Luckily, technology has significantly advanced over the years, so almost all gaming mice in the market come fitted with a DPI range that is suitable for anyone to work around. Therefore, try not to fall for the trick marketers who will convince you to buy an expensive mouse just because it offers a large DPI range, as it will not count in the grand scheme.
If your mouse offers a DPI of 800 and above, chances are that is all you will need. However, considering a high DPI means you can move your cursor from one point to another in record time, people assume it’s the better option which isn’t true.
A high DPI with a low sensitivity rate is an excellent setting if you are playing a game requiring sudden reflexes, for example, running from a crossfire. This is because you can make your move quickly, and since the character doesn’t need to turn at an exact degree, you can get away with extremely high DPI settings (with ample practice).
With that said, this setting is perfect for RPG and MMO games which require you to move the camera quickly, among other things.
In specific scenarios, you need a low DPI and high sensitivity setting. For example, if you are playing a game that requires you to aim and shoot characters, you need to be able to adequately focus on your target, which is best done on a low DPI.
However, please note that if the DPI is too low, it will take you longer than necessary to aim and shoot, which then negates the purpose of the whole setting.
With that said, this setting works best for FOMO and other similar games.
If you are wondering how and where to go check and alter your mouse DPI setting, you are lucky, as the process is often easy to follow. Even though all gaming mice are different, most modern ones are equipped with software for adjusting your preferred settings.
All you need to do is open the proprietary software in question, navigate the Sensitivity and DPI settings, and adjust accordingly. Alternatively, some mice allow you to alter the DPI settings by toggling the roller button according to your preference.
As you toggle the DPI setting, a scale will appear on your display to inform you of the changes you are making. Typically, toggling the button forward will increase the DPI, while toggling it back will reduce it.
As stated in the sections above, no one correct DPI setting will work for everyone, let alone for every game. As an avid gamer, you will need to keep adjusting the DPI and in-game sensitivity accordingly until you find a combination that works perfectly for you.
However, one thing is certain: if the DPI is too high or too low, you will find it difficult to control your cursor completely. Also, the DPI setting only makes sense when considered in a broader context because certain aspects, such as screen resolution and in-game sensitivity, significantly affect the DPI settings’ performance.
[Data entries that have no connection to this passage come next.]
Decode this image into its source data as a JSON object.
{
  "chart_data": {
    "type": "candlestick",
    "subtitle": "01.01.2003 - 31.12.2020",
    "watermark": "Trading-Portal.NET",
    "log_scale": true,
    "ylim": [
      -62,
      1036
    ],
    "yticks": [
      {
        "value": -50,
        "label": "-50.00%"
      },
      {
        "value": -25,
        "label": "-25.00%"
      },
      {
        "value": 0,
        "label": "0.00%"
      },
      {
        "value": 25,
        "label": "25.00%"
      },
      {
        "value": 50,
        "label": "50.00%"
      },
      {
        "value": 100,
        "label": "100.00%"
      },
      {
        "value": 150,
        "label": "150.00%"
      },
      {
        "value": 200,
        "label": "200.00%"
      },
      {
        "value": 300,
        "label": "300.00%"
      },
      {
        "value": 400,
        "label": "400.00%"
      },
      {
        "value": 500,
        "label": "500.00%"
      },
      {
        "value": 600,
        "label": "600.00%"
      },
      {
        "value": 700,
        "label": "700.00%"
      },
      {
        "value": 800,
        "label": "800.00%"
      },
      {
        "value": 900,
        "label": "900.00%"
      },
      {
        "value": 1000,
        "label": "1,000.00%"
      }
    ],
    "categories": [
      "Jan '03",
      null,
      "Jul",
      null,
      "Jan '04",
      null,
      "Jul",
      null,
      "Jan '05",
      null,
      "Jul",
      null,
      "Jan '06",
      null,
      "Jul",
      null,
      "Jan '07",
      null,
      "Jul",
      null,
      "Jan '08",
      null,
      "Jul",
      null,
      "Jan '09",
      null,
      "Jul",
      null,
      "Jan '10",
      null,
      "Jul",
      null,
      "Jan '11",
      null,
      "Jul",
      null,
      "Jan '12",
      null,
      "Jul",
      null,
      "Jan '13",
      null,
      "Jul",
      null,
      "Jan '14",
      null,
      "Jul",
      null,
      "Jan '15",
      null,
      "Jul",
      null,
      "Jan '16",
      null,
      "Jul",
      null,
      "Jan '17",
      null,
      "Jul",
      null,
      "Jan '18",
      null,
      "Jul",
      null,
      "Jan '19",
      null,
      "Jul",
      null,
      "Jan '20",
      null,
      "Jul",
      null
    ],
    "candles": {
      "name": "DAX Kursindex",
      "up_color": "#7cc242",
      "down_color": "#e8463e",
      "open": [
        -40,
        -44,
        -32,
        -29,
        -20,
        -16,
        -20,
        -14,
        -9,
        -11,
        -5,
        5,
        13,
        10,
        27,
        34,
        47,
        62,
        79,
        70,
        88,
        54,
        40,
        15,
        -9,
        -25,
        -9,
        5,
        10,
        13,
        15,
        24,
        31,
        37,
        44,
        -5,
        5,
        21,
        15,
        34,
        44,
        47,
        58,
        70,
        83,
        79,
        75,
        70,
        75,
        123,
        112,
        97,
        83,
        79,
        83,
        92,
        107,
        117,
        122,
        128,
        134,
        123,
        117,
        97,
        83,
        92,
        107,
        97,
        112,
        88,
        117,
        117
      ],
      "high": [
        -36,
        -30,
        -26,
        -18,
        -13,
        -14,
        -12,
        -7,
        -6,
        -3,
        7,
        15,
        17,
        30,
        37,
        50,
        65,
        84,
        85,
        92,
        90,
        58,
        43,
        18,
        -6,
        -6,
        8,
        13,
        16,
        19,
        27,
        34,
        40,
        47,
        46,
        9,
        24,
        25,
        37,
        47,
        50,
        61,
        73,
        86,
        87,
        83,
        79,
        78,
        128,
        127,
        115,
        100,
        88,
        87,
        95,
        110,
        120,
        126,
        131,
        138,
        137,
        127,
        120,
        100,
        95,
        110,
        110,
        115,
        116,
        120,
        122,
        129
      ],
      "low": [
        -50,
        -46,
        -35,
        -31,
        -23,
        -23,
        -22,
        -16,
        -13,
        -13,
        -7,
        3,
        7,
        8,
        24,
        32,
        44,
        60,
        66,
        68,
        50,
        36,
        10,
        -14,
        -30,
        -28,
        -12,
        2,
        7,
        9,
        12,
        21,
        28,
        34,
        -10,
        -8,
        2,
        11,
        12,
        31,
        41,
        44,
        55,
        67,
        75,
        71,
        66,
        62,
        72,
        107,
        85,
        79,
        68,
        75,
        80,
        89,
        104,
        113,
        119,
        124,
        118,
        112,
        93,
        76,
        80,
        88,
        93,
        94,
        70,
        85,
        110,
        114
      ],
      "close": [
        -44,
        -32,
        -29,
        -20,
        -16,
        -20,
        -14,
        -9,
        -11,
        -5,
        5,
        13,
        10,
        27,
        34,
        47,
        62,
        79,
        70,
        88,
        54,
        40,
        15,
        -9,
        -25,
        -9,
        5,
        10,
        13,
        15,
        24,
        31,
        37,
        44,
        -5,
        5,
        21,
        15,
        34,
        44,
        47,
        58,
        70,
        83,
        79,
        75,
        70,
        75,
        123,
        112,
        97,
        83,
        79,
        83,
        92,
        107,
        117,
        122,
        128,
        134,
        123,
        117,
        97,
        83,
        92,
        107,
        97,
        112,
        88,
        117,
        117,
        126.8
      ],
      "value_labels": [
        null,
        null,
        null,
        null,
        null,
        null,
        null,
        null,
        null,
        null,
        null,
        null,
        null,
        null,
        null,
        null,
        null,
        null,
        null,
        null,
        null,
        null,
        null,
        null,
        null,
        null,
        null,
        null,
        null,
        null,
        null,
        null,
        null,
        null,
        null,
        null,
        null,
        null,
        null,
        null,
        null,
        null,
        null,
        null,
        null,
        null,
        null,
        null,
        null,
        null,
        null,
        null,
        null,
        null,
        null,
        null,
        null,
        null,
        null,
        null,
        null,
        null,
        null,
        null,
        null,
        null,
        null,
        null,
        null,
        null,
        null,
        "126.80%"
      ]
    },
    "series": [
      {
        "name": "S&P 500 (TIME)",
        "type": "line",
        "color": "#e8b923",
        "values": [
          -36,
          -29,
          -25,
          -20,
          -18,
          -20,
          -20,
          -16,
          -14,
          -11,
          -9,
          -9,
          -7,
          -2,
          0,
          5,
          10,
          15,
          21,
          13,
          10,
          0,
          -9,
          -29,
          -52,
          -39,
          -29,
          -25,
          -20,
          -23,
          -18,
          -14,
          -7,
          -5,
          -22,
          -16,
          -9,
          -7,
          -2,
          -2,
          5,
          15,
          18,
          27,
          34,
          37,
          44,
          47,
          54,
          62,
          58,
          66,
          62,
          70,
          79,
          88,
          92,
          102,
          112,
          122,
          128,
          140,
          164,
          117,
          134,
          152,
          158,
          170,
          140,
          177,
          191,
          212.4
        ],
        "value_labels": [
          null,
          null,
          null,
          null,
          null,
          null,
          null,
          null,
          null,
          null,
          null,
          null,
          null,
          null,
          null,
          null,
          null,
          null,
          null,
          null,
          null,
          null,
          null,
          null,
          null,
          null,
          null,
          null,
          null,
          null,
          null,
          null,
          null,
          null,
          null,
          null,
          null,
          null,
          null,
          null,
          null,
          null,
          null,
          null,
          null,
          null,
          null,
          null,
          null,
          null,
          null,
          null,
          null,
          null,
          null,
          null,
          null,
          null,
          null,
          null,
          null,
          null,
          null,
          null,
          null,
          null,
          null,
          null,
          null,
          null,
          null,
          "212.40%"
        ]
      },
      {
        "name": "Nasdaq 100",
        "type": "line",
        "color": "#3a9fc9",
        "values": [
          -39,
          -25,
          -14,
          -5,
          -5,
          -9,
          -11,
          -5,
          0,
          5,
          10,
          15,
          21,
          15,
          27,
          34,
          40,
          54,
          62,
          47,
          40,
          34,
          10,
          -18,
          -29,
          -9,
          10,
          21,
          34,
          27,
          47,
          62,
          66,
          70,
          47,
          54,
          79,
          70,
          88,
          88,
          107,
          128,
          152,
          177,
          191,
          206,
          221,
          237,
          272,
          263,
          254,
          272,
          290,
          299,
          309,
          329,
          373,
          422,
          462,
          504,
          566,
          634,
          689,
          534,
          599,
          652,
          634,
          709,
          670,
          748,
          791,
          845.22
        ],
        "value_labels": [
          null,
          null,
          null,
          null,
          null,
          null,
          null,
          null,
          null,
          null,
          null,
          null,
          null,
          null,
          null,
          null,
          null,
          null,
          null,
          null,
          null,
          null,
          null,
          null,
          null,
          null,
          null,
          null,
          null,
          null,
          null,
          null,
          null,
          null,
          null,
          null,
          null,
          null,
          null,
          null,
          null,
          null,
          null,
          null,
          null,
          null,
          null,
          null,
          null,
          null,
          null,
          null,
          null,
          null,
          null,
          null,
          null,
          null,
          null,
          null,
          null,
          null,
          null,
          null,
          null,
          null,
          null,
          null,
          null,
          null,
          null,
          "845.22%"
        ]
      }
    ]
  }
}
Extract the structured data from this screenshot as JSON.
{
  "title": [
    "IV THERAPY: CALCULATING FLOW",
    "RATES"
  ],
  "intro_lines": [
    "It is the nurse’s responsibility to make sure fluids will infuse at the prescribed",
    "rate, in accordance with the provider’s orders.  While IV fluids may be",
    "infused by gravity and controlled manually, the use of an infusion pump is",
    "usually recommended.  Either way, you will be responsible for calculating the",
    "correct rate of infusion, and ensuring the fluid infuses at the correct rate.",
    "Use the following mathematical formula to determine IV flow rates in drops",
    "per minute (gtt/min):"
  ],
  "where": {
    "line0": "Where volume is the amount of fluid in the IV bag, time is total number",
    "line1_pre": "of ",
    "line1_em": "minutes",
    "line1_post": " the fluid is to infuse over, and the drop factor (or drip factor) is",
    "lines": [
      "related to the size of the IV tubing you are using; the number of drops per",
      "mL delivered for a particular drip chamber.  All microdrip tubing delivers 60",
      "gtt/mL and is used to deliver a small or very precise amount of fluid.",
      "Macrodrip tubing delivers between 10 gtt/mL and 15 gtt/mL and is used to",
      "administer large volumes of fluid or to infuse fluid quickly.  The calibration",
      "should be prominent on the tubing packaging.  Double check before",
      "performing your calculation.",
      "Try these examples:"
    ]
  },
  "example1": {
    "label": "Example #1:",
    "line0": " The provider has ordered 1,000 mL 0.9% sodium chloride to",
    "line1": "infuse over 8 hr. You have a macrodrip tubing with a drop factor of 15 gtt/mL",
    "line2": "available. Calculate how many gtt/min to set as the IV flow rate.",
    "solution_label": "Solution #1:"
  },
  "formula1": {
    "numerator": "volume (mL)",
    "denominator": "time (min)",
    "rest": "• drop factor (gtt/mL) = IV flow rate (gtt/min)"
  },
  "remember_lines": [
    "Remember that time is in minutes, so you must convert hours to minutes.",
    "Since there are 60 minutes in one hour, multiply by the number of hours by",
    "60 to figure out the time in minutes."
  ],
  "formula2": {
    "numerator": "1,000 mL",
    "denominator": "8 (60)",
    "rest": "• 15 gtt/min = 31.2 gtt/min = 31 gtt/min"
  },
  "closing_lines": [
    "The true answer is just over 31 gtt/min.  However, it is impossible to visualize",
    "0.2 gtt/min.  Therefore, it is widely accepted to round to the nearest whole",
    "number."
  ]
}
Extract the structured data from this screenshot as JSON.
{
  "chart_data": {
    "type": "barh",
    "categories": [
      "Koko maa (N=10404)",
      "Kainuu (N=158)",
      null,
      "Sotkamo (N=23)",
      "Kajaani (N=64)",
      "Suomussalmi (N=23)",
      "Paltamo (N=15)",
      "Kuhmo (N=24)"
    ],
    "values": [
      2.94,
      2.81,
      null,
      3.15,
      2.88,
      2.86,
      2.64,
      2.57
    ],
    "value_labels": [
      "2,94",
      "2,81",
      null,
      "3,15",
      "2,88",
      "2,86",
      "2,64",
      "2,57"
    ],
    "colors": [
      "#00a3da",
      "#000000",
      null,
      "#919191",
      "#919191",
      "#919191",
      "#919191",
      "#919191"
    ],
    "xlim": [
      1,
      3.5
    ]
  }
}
While all gamers prefer different settings combinations, most oscillate around the 400-800 DPI range.
Yes, it is. A DPI range of 1000 – 1600 is ideal for MMOs, RTGs, and RTS games. However, you will still have to tweak it until it suits your gaming style and skill set.
Everyone will benefit from different things, but you should start with low DPI and high in-game sensitivity. In this scenario, you will have more control over aim and the slow cursor movement reduces your chances of missing the target.